Nimby comes running right into the house from the garden, not squeaking, not even shrieking, but actually full-on screaming.

Danshari immediately realises it must be time to get up.

“What’s happening?”, he quite reasonably asks.

Nimby calms down enough to speak, but he is shaking like a leaf and cannot stop wringing his little pink hands in utter despair.

“Oh,” he says, “oh Danshari . . . oh my goodness . . . oh come and look . . . oh help . . . oh stop them . . . oh heavens . . . oh dear oh dear oh dear . . .”

This is not very informative.

Danshari goes out into the garden, trying to hear what Irusu is shouting about. “ATTACK! ATTACK! ATTACK! ATTACK! ATTACK!!!!”

He is surprised the crows aren’t joining in. Whatever it is that’s upset Irusu, clearly is isn’t bothering them.

And then he sees them.

Oh, my goodness.

A straggle of people making their way up the garden. People not just from another garden, but from a totally different island.

George Fox, also woken up by all the clamour, has come outside too.

“Who are they, George?”, asks Danshari nervously. 

“Well,” says George, “I’m not a hundred per cent sure, but to me they look like Anawim.”

Irusu turns round and — still shouting,— yells at them, “WHAT ARE THEY DOING HERE?”

“I don’t know,” says Danshari.

“Shall we ask them?”, suggests George Fox.

“They’ve got . . . what is that animal . . . I think . . . it looks like — is that a cow?” Danshari peers at the little procession of interlopers.

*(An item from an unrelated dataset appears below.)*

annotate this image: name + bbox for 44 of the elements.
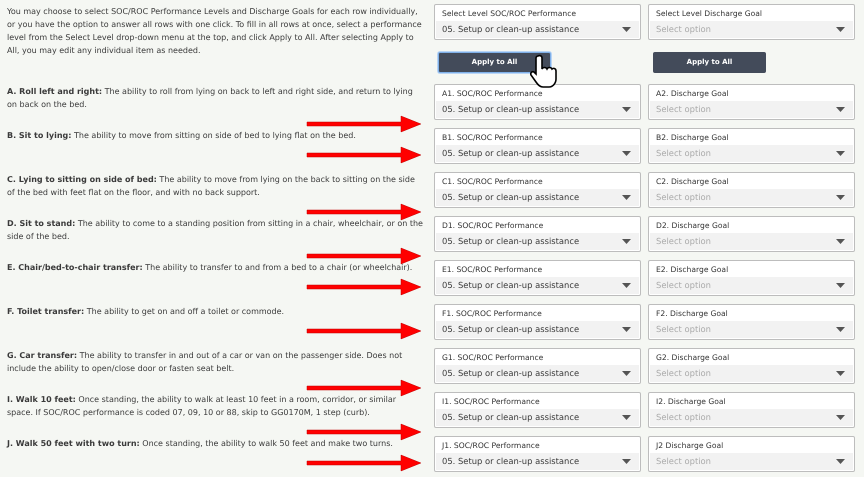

Ursa the Great Bear has tumbled out of bed to see what all the fuss is about. Because she looks True North and has a better vantage point than most people, she has a grasp of what the others don’t always see.

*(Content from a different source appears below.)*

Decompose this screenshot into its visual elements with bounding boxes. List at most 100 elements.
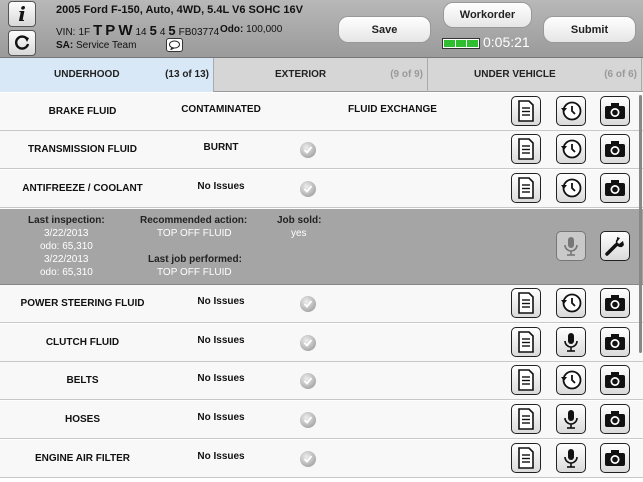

“Oh, yes, those are Anawim, all right,” she says. “And, yes — they never go anywhere without one of their cows. It’s a special breed, only the Anawim have them. It’s a Haffenhaff. Makes nice creamy milk. If you ever offer one of the Anawim a cup of tea, they always ask hopefully for Haffenhaff milk in it.”

By the time she’s finished explaining this interesting piece of data, the strangers are right there in front of them. One of them steps forward.

“Namaste,” he says.

And Irusu does something they have never heard her do before — ever. She actually growls.

Danshari looks at her in consternation.

“Oh . . .” whimpers Nimby, who has crept outside and hidden behind them. “Oh, they're trolls . . .” his woeful squeak arises in dismay: “listen . . . just listen to them! They don’t even speak our language!”

“They might,” Danshari points out. He stands beside George Fox, who is saying “Namaste” to all the invaders. They are clustering round him and smiling.

“Hello,” says Danshari very clearly and distinctly. “Good morning.”

“I am Danshari,” he adds, slowly and plainly.

A small Anawim child beams at him in a friendly manner. “Hello,” it says. “I am Hineni.”

Nimby, horrified by this turn of events, seeing that the invaders are going to overrun his life now and ruin everything, lets out a wail of despair and takes refuge in his compost heap.

Still growling, Irusu backs behind a shrub.

“Have you got anything to eat?”, asks Hineni politely.

NO!” — this muffled squeak is emitted from the compost bin.

“Nimby, listen,” says Danshari; “this child does speak our language.”

And then Ursa says what everyone knows you should always say in the event of a foreign invasion. It helps, every time. 

“Namaste,” she greets the Anawim: “would you like a cup of tea?”

But before there is a chance for them to answer her friendly invitation, the smallest of the Anawim pipes up unexpectedly.

“Mummy,” she says, “where’s Granny?”

I think you can tell, that was only the beginning.